Heart disease is a significant type of cardiovascular disease and one of the primary causes of death worldwide, which is why precise and timely diagnostic assistance mechanisms should be a major priority. This paper is a proposal of a hybrid explainable machine learning model to predict early heart disease based on clinical and lifestyle-related features.
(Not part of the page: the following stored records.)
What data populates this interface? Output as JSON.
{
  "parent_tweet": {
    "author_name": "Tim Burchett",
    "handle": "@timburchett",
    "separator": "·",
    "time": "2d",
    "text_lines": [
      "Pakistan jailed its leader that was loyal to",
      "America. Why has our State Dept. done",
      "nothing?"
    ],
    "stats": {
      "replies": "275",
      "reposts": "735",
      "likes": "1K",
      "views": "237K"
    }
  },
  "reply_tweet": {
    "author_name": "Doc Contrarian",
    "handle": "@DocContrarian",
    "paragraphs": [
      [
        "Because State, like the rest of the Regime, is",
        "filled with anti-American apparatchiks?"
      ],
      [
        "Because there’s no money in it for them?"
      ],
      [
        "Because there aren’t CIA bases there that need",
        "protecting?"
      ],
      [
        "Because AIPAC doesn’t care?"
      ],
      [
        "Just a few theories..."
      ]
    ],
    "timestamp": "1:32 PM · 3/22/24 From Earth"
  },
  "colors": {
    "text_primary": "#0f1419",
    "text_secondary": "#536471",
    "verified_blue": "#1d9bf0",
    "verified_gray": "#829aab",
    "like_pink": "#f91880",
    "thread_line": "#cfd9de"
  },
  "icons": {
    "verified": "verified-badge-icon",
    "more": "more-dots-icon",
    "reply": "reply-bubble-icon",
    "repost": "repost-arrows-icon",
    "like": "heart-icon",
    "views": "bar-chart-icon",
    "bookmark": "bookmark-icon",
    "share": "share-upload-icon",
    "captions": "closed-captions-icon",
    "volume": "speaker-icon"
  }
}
The suggested method combines several machine learning classifiers with an ensemble learning approach to enhance the predictive robustness, and Shapley Additive explanations (SHAP) are used to enhance the model interpretability. A publicly available UCI Cleveland heart disease dataset that was obtained via Kaggle (n=303 patient records) with 14 clinical features was experimented upon. The proposed hybrid model beats the baseline models, such as Logistic Regression, Support Vector Machine, Random Forest, and XGBoost, and the proposed model has a better performance with an accuracy of 94.87, precision of 95.21, recall of 94.02, F1-score of 94.61, and ROC-AUC of 0.97. In addition, the analysis using the SHAP allowed determining the type of chest pain, the highest heart rate that was reached, ST depression, the number of major vessels, and serum cholesterol as the most impactful predictors, as expected from clinical knowledge. The findings prove that the proposed framework is successful in terms of achieving a balance between predictive accuracy and interpretability, which makes it a useful decision- support instrument to support early detection of heart-related diseases in clinics.